Support for my sequel will encourage us to produce ever more familiar, individualized art. We will open a Museum of Selfies, the most relatable museum imaginable, and you can walk down the halls, reminiscing about the times and places you took those selfies. And instead of music, we’ll release a 5,000 hour recording album of all your phone calls, so you can listen to yourself and think, ‘That’s me. That’s my voice. I know this.’ This is a noble pursuit. When people encounter something unfamiliar, their first reaction is revulsion; hence, racism, homophobia, religious/nonreligious persecution. Clearly, the solution is to avoid all novelty.
Soon, movies and TV will become elaborate adaptations of those BuzzFeed articles, “How You Know You’re a Nerd/Improviser/Cat Lady/Unemployed Person/Whatever”. Characters will do all the things you would do, say all the things you would say, and the themes will all be opinions you already share. After this sequel, my next film will just be footage of audience members buying tickets and waiting for the movie to start. “That’s so us,” a couple on a date will say, watching themselves check movie times. “That’s definitely something I do,” says a man watching himself check Twitter before the movie.
Remember the Christmas someone chose No Country for Old Men as the family movie? What a screw up, right? Your uncle left the theater, saying, “Worst movie I’ve seen all year!” and your dad said, “What was any of that even about?” Let’s face it: unpredictable plots with nihilistic themes do not make good holiday movies. I promise my sequel will serve your family with a formulaic plot, always the most fun kind, along with a sequence of images and narrative tropes already scorched into their hypothalamuses, if not by the original film, then by the ubiquitous advertising campaign.

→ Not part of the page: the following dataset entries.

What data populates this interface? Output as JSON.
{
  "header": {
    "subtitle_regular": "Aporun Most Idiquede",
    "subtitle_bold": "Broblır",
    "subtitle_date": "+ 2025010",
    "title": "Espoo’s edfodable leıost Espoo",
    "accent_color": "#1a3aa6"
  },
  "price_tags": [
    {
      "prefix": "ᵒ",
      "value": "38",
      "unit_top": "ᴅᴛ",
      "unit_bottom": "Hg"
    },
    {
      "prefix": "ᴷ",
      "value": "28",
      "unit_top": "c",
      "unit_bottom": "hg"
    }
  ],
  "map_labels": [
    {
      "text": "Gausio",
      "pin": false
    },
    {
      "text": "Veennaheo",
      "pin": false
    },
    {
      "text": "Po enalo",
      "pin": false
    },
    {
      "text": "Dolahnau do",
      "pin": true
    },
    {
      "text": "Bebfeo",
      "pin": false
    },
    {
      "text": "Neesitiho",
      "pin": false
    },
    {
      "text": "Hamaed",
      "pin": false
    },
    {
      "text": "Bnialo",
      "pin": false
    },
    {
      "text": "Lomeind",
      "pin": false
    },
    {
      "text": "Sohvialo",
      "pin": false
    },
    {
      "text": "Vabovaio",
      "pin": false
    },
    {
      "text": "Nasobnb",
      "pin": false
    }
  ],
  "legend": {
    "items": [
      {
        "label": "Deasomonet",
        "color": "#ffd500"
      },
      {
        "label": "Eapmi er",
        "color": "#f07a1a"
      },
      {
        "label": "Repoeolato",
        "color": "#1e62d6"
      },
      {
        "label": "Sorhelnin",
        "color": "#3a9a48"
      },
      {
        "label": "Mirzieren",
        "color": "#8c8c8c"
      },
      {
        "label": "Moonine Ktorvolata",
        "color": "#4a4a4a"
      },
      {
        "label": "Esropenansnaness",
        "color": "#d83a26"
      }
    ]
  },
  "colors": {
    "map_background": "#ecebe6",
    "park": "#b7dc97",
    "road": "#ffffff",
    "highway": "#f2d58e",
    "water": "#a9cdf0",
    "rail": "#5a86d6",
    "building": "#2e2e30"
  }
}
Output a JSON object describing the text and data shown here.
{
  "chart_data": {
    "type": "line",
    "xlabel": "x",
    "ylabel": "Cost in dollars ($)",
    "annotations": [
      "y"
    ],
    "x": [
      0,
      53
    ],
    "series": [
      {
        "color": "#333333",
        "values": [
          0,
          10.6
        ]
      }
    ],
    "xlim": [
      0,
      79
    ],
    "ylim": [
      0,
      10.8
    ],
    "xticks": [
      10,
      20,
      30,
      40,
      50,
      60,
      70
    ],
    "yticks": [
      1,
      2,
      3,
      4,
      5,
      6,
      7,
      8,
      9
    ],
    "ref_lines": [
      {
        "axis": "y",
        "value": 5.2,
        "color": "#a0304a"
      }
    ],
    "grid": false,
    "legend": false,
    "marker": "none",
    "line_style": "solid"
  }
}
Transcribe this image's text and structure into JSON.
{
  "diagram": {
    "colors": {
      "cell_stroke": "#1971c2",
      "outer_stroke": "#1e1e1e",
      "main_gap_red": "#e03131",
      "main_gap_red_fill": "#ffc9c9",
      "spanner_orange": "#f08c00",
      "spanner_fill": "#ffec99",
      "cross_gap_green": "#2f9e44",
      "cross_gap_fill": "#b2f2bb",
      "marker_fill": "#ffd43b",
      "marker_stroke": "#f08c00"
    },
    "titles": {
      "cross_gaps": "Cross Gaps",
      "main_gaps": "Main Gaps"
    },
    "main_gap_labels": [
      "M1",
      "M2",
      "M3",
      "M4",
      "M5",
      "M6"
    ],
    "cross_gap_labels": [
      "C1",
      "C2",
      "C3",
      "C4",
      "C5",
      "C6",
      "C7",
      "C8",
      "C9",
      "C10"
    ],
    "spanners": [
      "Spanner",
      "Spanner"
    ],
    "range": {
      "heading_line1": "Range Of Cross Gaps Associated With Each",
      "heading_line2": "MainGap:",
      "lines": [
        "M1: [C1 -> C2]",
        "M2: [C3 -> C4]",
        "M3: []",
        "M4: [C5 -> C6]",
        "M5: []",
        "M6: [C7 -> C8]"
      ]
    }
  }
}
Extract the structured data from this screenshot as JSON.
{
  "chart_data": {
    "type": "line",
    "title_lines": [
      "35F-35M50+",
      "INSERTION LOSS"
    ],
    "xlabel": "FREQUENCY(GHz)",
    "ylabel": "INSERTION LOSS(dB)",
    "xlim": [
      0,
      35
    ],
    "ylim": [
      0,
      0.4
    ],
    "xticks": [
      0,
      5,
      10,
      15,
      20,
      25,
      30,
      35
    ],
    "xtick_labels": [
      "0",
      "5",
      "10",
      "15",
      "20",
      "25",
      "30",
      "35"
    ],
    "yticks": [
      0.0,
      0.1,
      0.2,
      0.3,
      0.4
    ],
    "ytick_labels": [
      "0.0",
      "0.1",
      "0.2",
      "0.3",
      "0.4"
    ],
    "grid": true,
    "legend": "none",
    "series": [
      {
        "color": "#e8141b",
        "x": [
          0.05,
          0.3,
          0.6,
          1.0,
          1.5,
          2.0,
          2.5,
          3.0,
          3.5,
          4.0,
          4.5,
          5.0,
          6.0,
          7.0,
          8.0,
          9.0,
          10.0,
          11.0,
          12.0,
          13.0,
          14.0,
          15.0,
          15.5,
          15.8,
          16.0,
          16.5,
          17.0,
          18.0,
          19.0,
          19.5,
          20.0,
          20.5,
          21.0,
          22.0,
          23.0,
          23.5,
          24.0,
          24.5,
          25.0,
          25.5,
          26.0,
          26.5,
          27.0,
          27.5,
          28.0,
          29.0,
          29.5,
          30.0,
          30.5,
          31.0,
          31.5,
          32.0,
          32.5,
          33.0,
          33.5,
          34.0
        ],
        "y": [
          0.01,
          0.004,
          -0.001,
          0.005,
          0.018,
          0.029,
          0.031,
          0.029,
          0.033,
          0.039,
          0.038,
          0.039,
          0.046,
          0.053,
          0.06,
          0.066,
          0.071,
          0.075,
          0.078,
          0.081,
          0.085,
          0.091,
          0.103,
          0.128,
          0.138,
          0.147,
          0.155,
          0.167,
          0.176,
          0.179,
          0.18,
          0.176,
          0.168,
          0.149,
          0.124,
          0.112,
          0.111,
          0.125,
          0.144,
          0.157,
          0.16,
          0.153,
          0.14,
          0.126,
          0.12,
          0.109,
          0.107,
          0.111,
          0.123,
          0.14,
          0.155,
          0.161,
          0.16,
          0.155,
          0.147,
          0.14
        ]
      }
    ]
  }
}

And one day, our species will finally choose to homogenize itself, and we will become a gorgeous race of identical automatons, telepathically communicating the same thoughts, same feelings, in a global psychic network—total consensus forever and ever. There will be only one movie, and it will be called “The Shared Human Experience” and it will play in the minds of all people at once. It will have an infinite running time and every frame will be the same as the previous one.